Repairs to the boiler and complaint handling

  1. It took the landlord approximately two months (from 13 January 2022 to 12 March 2022) to fully resolve the issue with the resident’s heating and hot water. However, that period was made up of at least three separate repair reports. The first and second reports were made on 13 and 14 January 2022. As no one attended on 13 January, the resident made a report the following day. The delay from 13 January was due to the report not being sent on to the repairs team when it was made. The third report was made on 3 February, and attended on 11 February. The delay was due to waiting for parts.
  2. Outside of the reports there were several visits made. Most of these visits identified that replacement parts were needed, each of which required up to six days to be obtained and installed. The majority of the landlord’s initial responses to the resident’s reports were within 24 hours, which is the basic standard time frame recommended by the Right to Repair Scheme (using the Scheme as a basic guide and point of reference). The need for replacement parts meant that the landlord’s three-day target could not realistically be met. Nothing in the evidence provided for this investigation indicates that the landlord was in a position to act faster to complete the repairs, or that it was otherwise lax in its handling of them.
  3. The number of visits needed to attend to each repair report, and finally to replace the boiler, was understandably frustrating for the resident. Sometimes the nature and circumstances of a repair means that multiple visits are required to fully identify and resolve it. In this case, the evidence does not show that any of the visits were unnecessary, or were due to any clear failing by the landlord or its contractors.
  4. Nonetheless, the landlord acknowledged that the resident had experienced inconvenience and frustration from its handling of the repairs, as well as increased energy usage from the temporary heater it had provided. It apologised, and explained in detail how it would seek to improve its repair work order processes. It offered the resident £250 for any extra costs she had incurred (including from a period when she had been unable to regulate or turn down the heating), and a further £250 for the inconvenience caused to her and her family. These remedies were reasonable and proportionate in the circumstances, given an absence of evidence showing the specific level of costs incurred by the resident, and the lack of evidence suggesting the landlord was in a position to resolve the repairs earlier.
  5. The landlord acknowledged that it had not followed the resident’s requests regarding withheld phone numbers. It apologised, and explained how it would amend its processes to provide greater visibility of tenants’ communication preferences.
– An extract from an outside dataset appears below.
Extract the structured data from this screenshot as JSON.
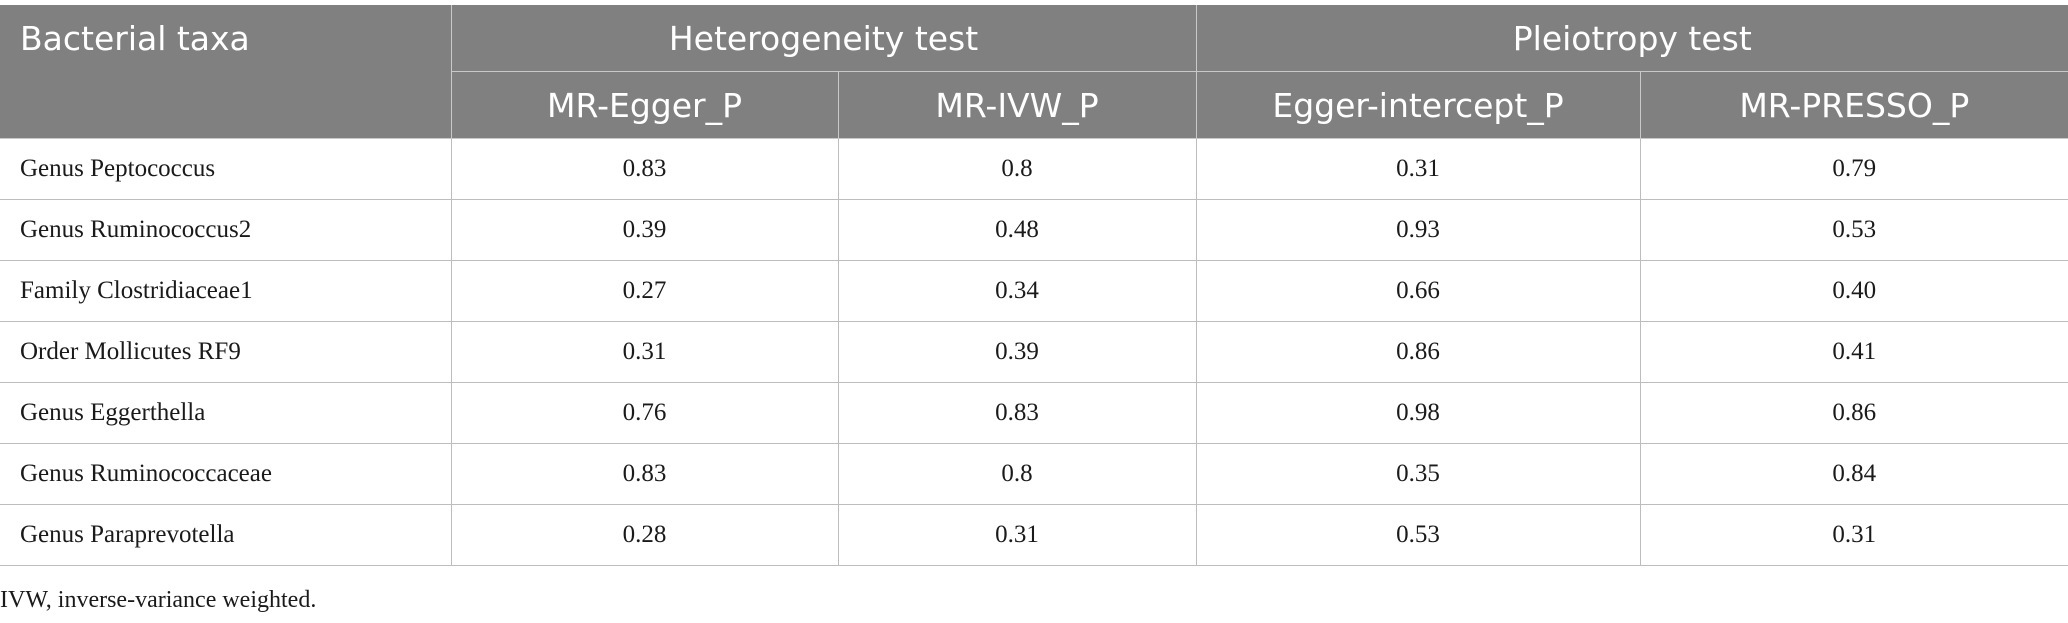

Along with the compensation the landlord offered for the inconvenience caused to the resident, this was a reasonable and appropriate remedy, showing that the landlord had taken the issue seriously and sought meaningful ways in which to avoid the same mistakes occurring again.

Determination (decision)

  1. In accordance with paragraph 53(b) of the Housing Ombudsman Scheme, the landlord has made an offer of redress prior to investigation which, in the Ombudsman’s opinion, resolves the complaint satisfactorily.

Recommendation

  1. This finding is based partly on the landlord completing its compensation offer. If it has not done so already, the landlord should make the £500 payment to the resident within four weeks of this report.